The feedback loop created by individual sender and carrier agents' participation decisions generates complex and dynamic network effects that are observable at the platform level. Experimental results demonstrate the importance of having sufficient crowd carriers available when the platform is initially launched, as well as ensuring that sender and carrier participation remains balanced as the platform grows over time.

The model successfully demonstrates the power of agent-based modeling (ABM) in analyzing network effects in crowd-shipping systems. However, the model has not yet been fully validated with data from a real-world crowd-shipping platform. Furthermore, the model's geographic scope is limited to a single census tract. Platform behavior will likely differ across geographic regions, with varying demographics and sender/carrier density.

The modeling approach can be used to provide the manager of a volunteer-based crowd-shipping program for food rescue with insights on how to achieve a critical mass of participants, with an appropriate balance between the number of restaurant food donation delivery requests and the number of crowd-shippers available and willing to make those deliveries.
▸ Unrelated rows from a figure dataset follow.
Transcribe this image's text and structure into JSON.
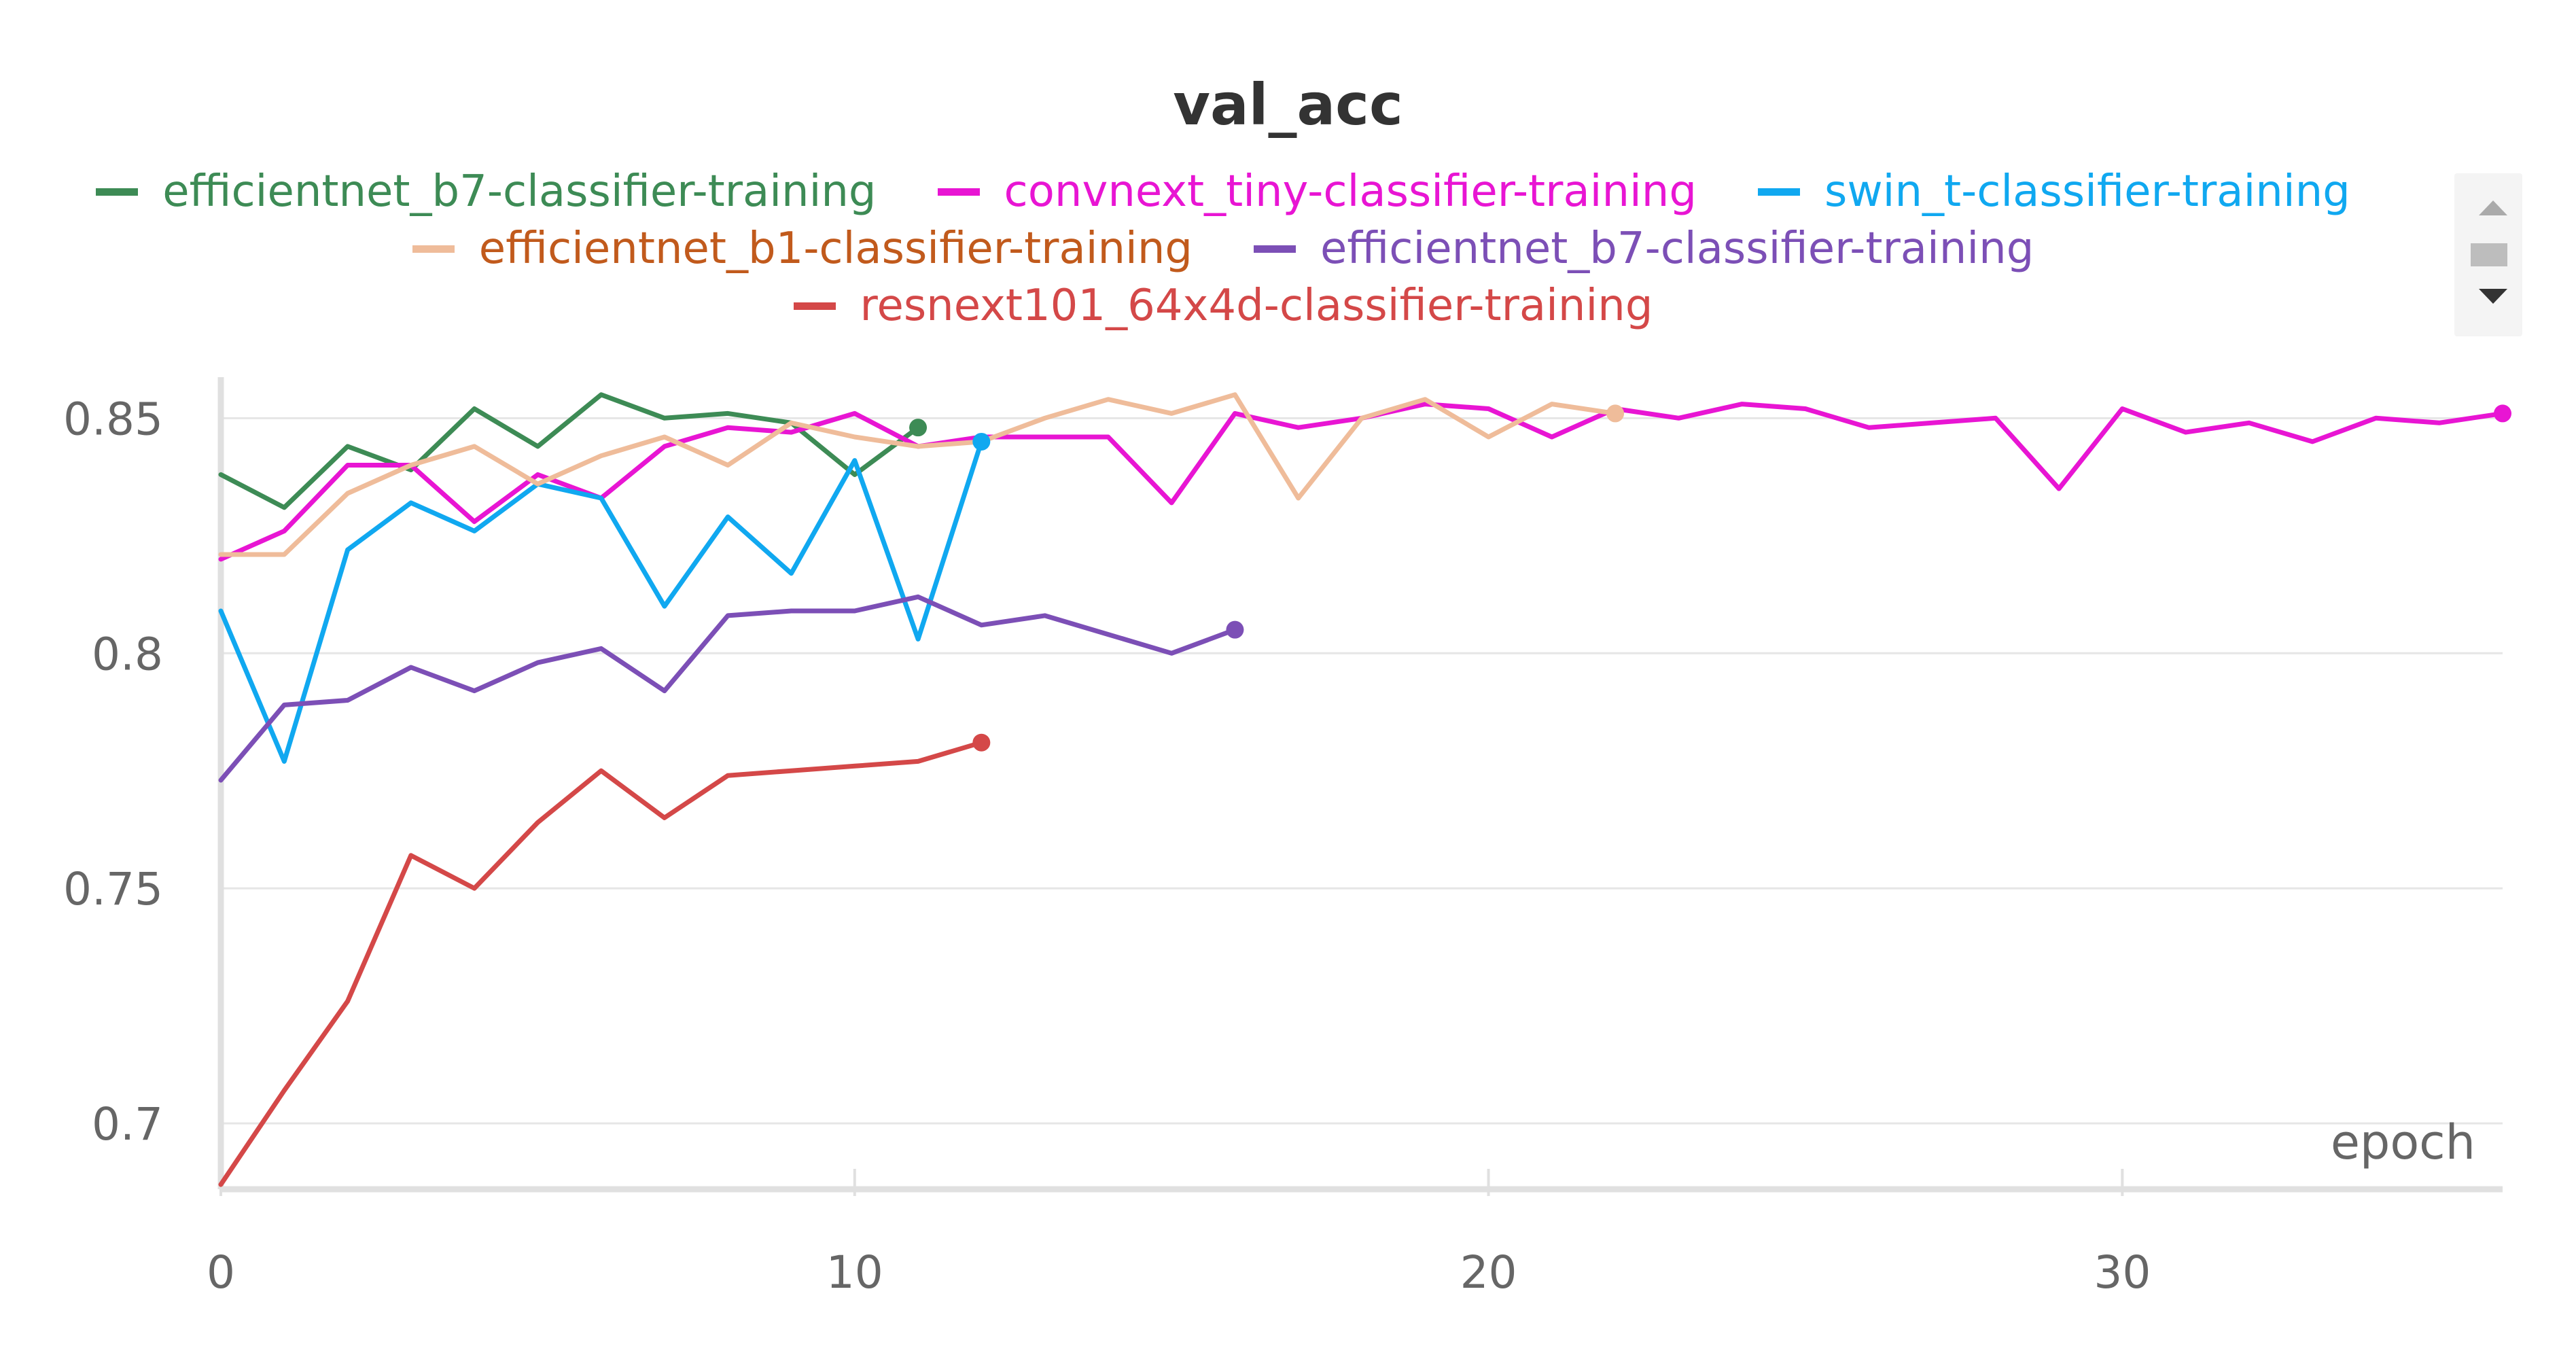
{
  "chart_data": {
    "type": "line",
    "title": "val_acc",
    "xlabel": "epoch",
    "ylabel": "",
    "xlim": [
      0,
      36
    ],
    "ylim": [
      0.686,
      0.858
    ],
    "xticks": [
      0,
      10,
      20,
      30
    ],
    "yticks": [
      0.7,
      0.75,
      0.8,
      0.85
    ],
    "ytick_labels": [
      "0.7",
      "0.75",
      "0.8",
      "0.85"
    ],
    "xtick_labels": [
      "0",
      "10",
      "20",
      "30"
    ],
    "grid": "horizontal",
    "legend_position": "top",
    "series": [
      {
        "name": "efficientnet_b7-classifier-training",
        "color": "#3d8b55",
        "legend_text_color": "#3d8b55",
        "x": [
          0,
          1,
          2,
          3,
          4,
          5,
          6,
          7,
          8,
          9,
          10,
          11
        ],
        "y": [
          0.838,
          0.831,
          0.844,
          0.839,
          0.852,
          0.844,
          0.855,
          0.85,
          0.851,
          0.849,
          0.838,
          0.848
        ]
      },
      {
        "name": "convnext_tiny-classifier-training",
        "color": "#e815d3",
        "legend_text_color": "#e815d3",
        "x": [
          0,
          1,
          2,
          3,
          4,
          5,
          6,
          7,
          8,
          9,
          10,
          11,
          12,
          13,
          14,
          15,
          16,
          17,
          18,
          19,
          20,
          21,
          22,
          23,
          24,
          25,
          26,
          27,
          28,
          29,
          30,
          31,
          32,
          33,
          34,
          35,
          36
        ],
        "y": [
          0.82,
          0.826,
          0.84,
          0.84,
          0.828,
          0.838,
          0.833,
          0.844,
          0.848,
          0.847,
          0.851,
          0.844,
          0.846,
          0.846,
          0.846,
          0.832,
          0.851,
          0.848,
          0.85,
          0.853,
          0.852,
          0.846,
          0.852,
          0.85,
          0.853,
          0.852,
          0.848,
          0.849,
          0.85,
          0.835,
          0.852,
          0.847,
          0.849,
          0.845,
          0.85,
          0.849,
          0.851
        ]
      },
      {
        "name": "swin_t-classifier-training",
        "color": "#10a8f0",
        "legend_text_color": "#10a8f0",
        "x": [
          0,
          1,
          2,
          3,
          4,
          5,
          6,
          7,
          8,
          9,
          10,
          11,
          12
        ],
        "y": [
          0.809,
          0.777,
          0.822,
          0.832,
          0.826,
          0.836,
          0.833,
          0.81,
          0.829,
          0.817,
          0.841,
          0.803,
          0.845
        ]
      },
      {
        "name": "efficientnet_b1-classifier-training",
        "color": "#efbc9a",
        "legend_text_color": "#c15a1c",
        "x": [
          0,
          1,
          2,
          3,
          4,
          5,
          6,
          7,
          8,
          9,
          10,
          11,
          12,
          13,
          14,
          15,
          16,
          17,
          18,
          19,
          20,
          21,
          22
        ],
        "y": [
          0.821,
          0.821,
          0.834,
          0.84,
          0.844,
          0.836,
          0.842,
          0.846,
          0.84,
          0.849,
          0.846,
          0.844,
          0.845,
          0.85,
          0.854,
          0.851,
          0.855,
          0.833,
          0.85,
          0.854,
          0.846,
          0.853,
          0.851
        ]
      },
      {
        "name": "efficientnet_b7-classifier-training",
        "color": "#7c4fb6",
        "legend_text_color": "#7c4fb6",
        "x": [
          0,
          1,
          2,
          3,
          4,
          5,
          6,
          7,
          8,
          9,
          10,
          11,
          12,
          13,
          14,
          15,
          16
        ],
        "y": [
          0.773,
          0.789,
          0.79,
          0.797,
          0.792,
          0.798,
          0.801,
          0.792,
          0.808,
          0.809,
          0.809,
          0.812,
          0.806,
          0.808,
          0.804,
          0.8,
          0.805
        ]
      },
      {
        "name": "resnext101_64x4d-classifier-training",
        "color": "#d44848",
        "legend_text_color": "#d44848",
        "x": [
          0,
          1,
          2,
          3,
          4,
          5,
          6,
          7,
          8,
          9,
          10,
          11,
          12
        ],
        "y": [
          0.687,
          0.707,
          0.726,
          0.757,
          0.75,
          0.764,
          0.775,
          0.765,
          0.774,
          0.775,
          0.776,
          0.777,
          0.781
        ]
      }
    ]
  },
  "legend_rows": [
    [
      0,
      1,
      2
    ],
    [
      3,
      4
    ],
    [
      5
    ]
  ]
}
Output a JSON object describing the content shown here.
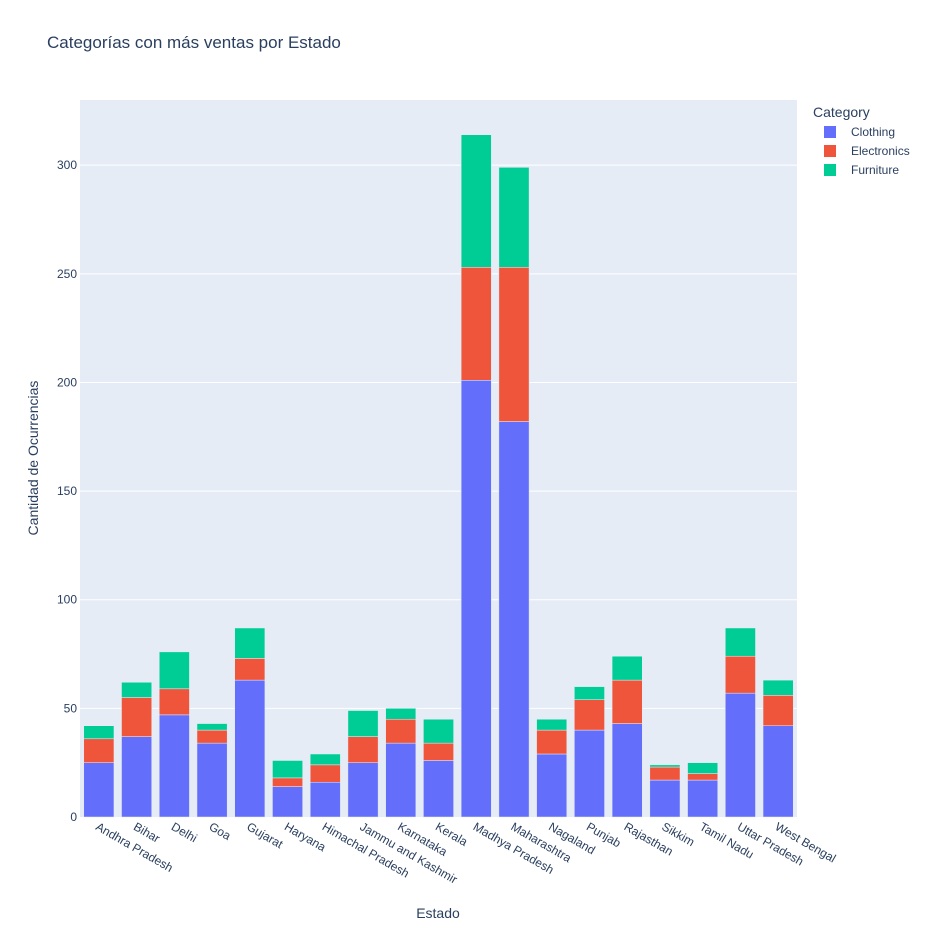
{
  "chart_data": {
    "type": "bar",
    "barmode": "stack",
    "title": "Categorías con más ventas por Estado",
    "xlabel": "Estado",
    "ylabel": "Cantidad de Ocurrencias",
    "ylim": [
      0,
      330
    ],
    "yticks": [
      0,
      50,
      100,
      150,
      200,
      250,
      300
    ],
    "grid": true,
    "legend_title": "Category",
    "legend_position": "top-right",
    "categories": [
      "Andhra Pradesh",
      "Bihar",
      "Delhi",
      "Goa",
      "Gujarat",
      "Haryana",
      "Himachal Pradesh",
      "Jammu and Kashmir",
      "Karnataka",
      "Kerala",
      "Madhya Pradesh",
      "Maharashtra",
      "Nagaland",
      "Punjab",
      "Rajasthan",
      "Sikkim",
      "Tamil Nadu",
      "Uttar Pradesh",
      "West Bengal"
    ],
    "series": [
      {
        "name": "Clothing",
        "color": "#636efa",
        "values": [
          25,
          37,
          47,
          34,
          63,
          14,
          16,
          25,
          34,
          26,
          201,
          182,
          29,
          40,
          43,
          17,
          17,
          57,
          42
        ]
      },
      {
        "name": "Electronics",
        "color": "#ef553b",
        "values": [
          11,
          18,
          12,
          6,
          10,
          4,
          8,
          12,
          11,
          8,
          52,
          71,
          11,
          14,
          20,
          6,
          3,
          17,
          14
        ]
      },
      {
        "name": "Furniture",
        "color": "#00cc96",
        "values": [
          6,
          7,
          17,
          3,
          14,
          8,
          5,
          12,
          5,
          11,
          61,
          46,
          5,
          6,
          11,
          1,
          5,
          13,
          7
        ]
      }
    ]
  }
}
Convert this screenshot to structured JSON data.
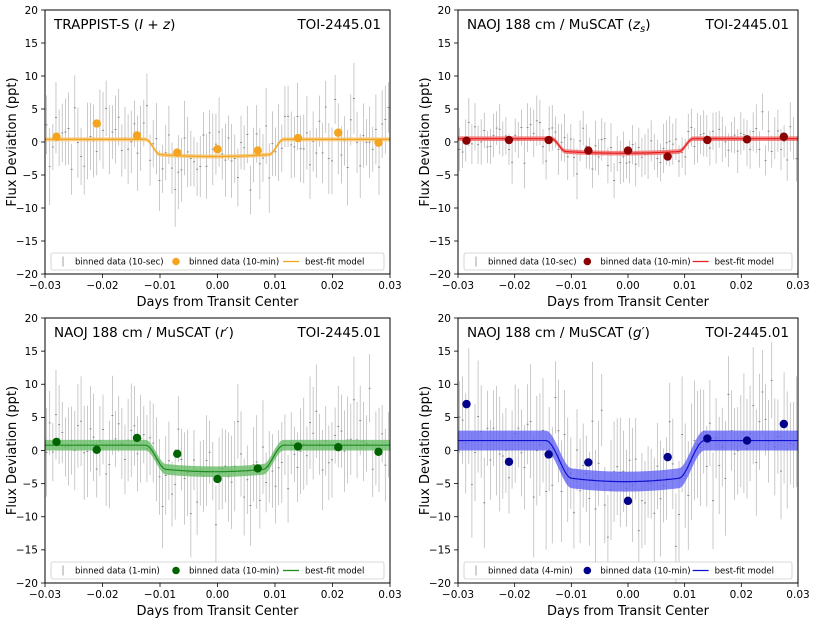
{
  "chart_data": [
    {
      "type": "scatter",
      "title": "TRAPPIST-S (I + z)",
      "title_main": "TRAPPIST-S (",
      "title_var": "I + z",
      "title_end": ")",
      "target": "TOI-2445.01",
      "xlabel": "Days from Transit Center",
      "ylabel": "Flux Deviation (ppt)",
      "xlim": [
        -0.03,
        0.03
      ],
      "ylim": [
        -20,
        20
      ],
      "xticks": [
        "−0.03",
        "−0.02",
        "−0.01",
        "0.00",
        "0.01",
        "0.02",
        "0.03"
      ],
      "yticks": [
        "−20",
        "−15",
        "−10",
        "−5",
        "0",
        "5",
        "10",
        "15",
        "20"
      ],
      "color": "#f5a41f",
      "band_color": "#f7c36a",
      "band_halfwidth": 0.3,
      "scatter_sigma": 4.5,
      "legend": [
        "binned data (10-sec)",
        "binned data (10-min)",
        "best-fit model"
      ],
      "model": {
        "baseline": 0.4,
        "depth": 2.6,
        "t1": -0.0125,
        "t2": 0.0115,
        "ingress": 0.0025
      },
      "binned": {
        "x": [
          -0.028,
          -0.021,
          -0.014,
          -0.007,
          0.0,
          0.007,
          0.014,
          0.021,
          0.028
        ],
        "y": [
          0.8,
          2.8,
          1.0,
          -1.6,
          -1.1,
          -1.3,
          0.6,
          1.4,
          -0.1
        ]
      }
    },
    {
      "type": "scatter",
      "title": "NAOJ 188 cm / MuSCAT (zs)",
      "title_main": "NAOJ 188 cm / MuSCAT (",
      "title_var": "z",
      "title_sub": "s",
      "title_end": ")",
      "target": "TOI-2445.01",
      "xlabel": "Days from Transit Center",
      "ylabel": "Flux Deviation (ppt)",
      "xlim": [
        -0.03,
        0.03
      ],
      "ylim": [
        -20,
        20
      ],
      "xticks": [
        "−0.03",
        "−0.02",
        "−0.01",
        "0.00",
        "0.01",
        "0.02",
        "0.03"
      ],
      "yticks": [
        "−20",
        "−15",
        "−10",
        "−5",
        "0",
        "5",
        "10",
        "15",
        "20"
      ],
      "color": "#8b0000",
      "line_color": "#e61e1e",
      "band_color": "#f46060",
      "band_halfwidth": 0.35,
      "scatter_sigma": 3.0,
      "legend": [
        "binned data (10-sec)",
        "binned data (10-min)",
        "best-fit model"
      ],
      "model": {
        "baseline": 0.5,
        "depth": 2.2,
        "t1": -0.0135,
        "t2": 0.0115,
        "ingress": 0.0025
      },
      "binned": {
        "x": [
          -0.0285,
          -0.021,
          -0.014,
          -0.007,
          0.0,
          0.007,
          0.014,
          0.021,
          0.0275
        ],
        "y": [
          0.2,
          0.3,
          0.3,
          -1.3,
          -1.3,
          -2.2,
          0.3,
          0.4,
          0.8
        ]
      }
    },
    {
      "type": "scatter",
      "title": "NAOJ 188 cm / MuSCAT (r′)",
      "title_main": "NAOJ 188 cm / MuSCAT (",
      "title_var": "r′",
      "title_end": ")",
      "target": "TOI-2445.01",
      "xlabel": "Days from Transit Center",
      "ylabel": "Flux Deviation (ppt)",
      "xlim": [
        -0.03,
        0.03
      ],
      "ylim": [
        -20,
        20
      ],
      "xticks": [
        "−0.03",
        "−0.02",
        "−0.01",
        "0.00",
        "0.01",
        "0.02",
        "0.03"
      ],
      "yticks": [
        "−20",
        "−15",
        "−10",
        "−5",
        "0",
        "5",
        "10",
        "15",
        "20"
      ],
      "color": "#006400",
      "line_color": "#1e8c1e",
      "band_color": "#5cb85c",
      "band_halfwidth": 0.8,
      "scatter_sigma": 5.5,
      "legend": [
        "binned data (1-min)",
        "binned data (10-min)",
        "best-fit model"
      ],
      "model": {
        "baseline": 0.8,
        "depth": 4.0,
        "t1": -0.0125,
        "t2": 0.0115,
        "ingress": 0.0035
      },
      "binned": {
        "x": [
          -0.028,
          -0.021,
          -0.014,
          -0.007,
          0.0,
          0.007,
          0.014,
          0.021,
          0.028
        ],
        "y": [
          1.3,
          0.1,
          1.9,
          -0.5,
          -4.3,
          -2.7,
          0.6,
          0.5,
          -0.2
        ]
      }
    },
    {
      "type": "scatter",
      "title": "NAOJ 188 cm / MuSCAT (g′)",
      "title_main": "NAOJ 188 cm / MuSCAT (",
      "title_var": "g′",
      "title_end": ")",
      "target": "TOI-2445.01",
      "xlabel": "Days from Transit Center",
      "ylabel": "Flux Deviation (ppt)",
      "xlim": [
        -0.03,
        0.03
      ],
      "ylim": [
        -20,
        20
      ],
      "xticks": [
        "−0.03",
        "−0.02",
        "−0.01",
        "0.00",
        "0.01",
        "0.02",
        "0.03"
      ],
      "yticks": [
        "−20",
        "−15",
        "−10",
        "−5",
        "0",
        "5",
        "10",
        "15",
        "20"
      ],
      "color": "#00008b",
      "line_color": "#1010d0",
      "band_color": "#5a5af5",
      "band_halfwidth": 1.5,
      "scatter_sigma": 7.0,
      "legend": [
        "binned data (4-min)",
        "binned data (10-min)",
        "best-fit model"
      ],
      "model": {
        "baseline": 1.5,
        "depth": 6.2,
        "t1": -0.0145,
        "t2": 0.0135,
        "ingress": 0.0045
      },
      "binned": {
        "x": [
          -0.0285,
          -0.021,
          -0.014,
          -0.007,
          0.0,
          0.007,
          0.014,
          0.021,
          0.0275
        ],
        "y": [
          7.0,
          -1.7,
          -0.6,
          -1.8,
          -7.6,
          -1.0,
          1.8,
          1.5,
          4.0
        ]
      }
    }
  ]
}
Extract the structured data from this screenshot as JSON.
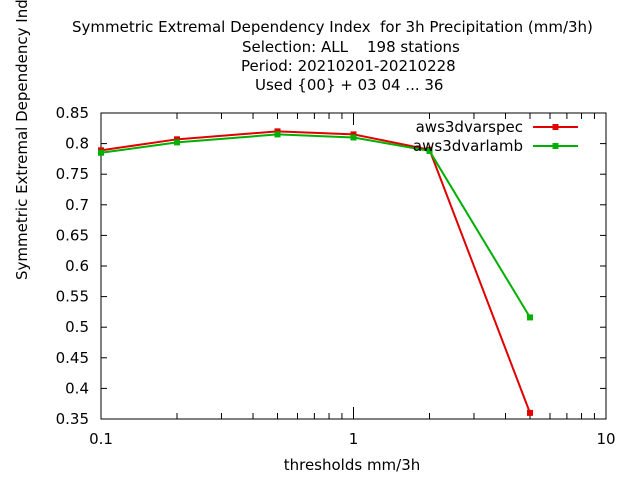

This research can help a crowd-shipping platform for urban food rescue to grow and become self-sustainable, thereby serving more food-insecure people.

The model represents both senders and the carrier crowd as autonomous, heterogeneous and adaptive agents, such that network effects resulting from their interactions can emerge and be observed over time. The model was designed to study a volunteer crowd-shipping platform for food rescue, with participant motivations driven by personal values and social factors, rather than monetary incentives.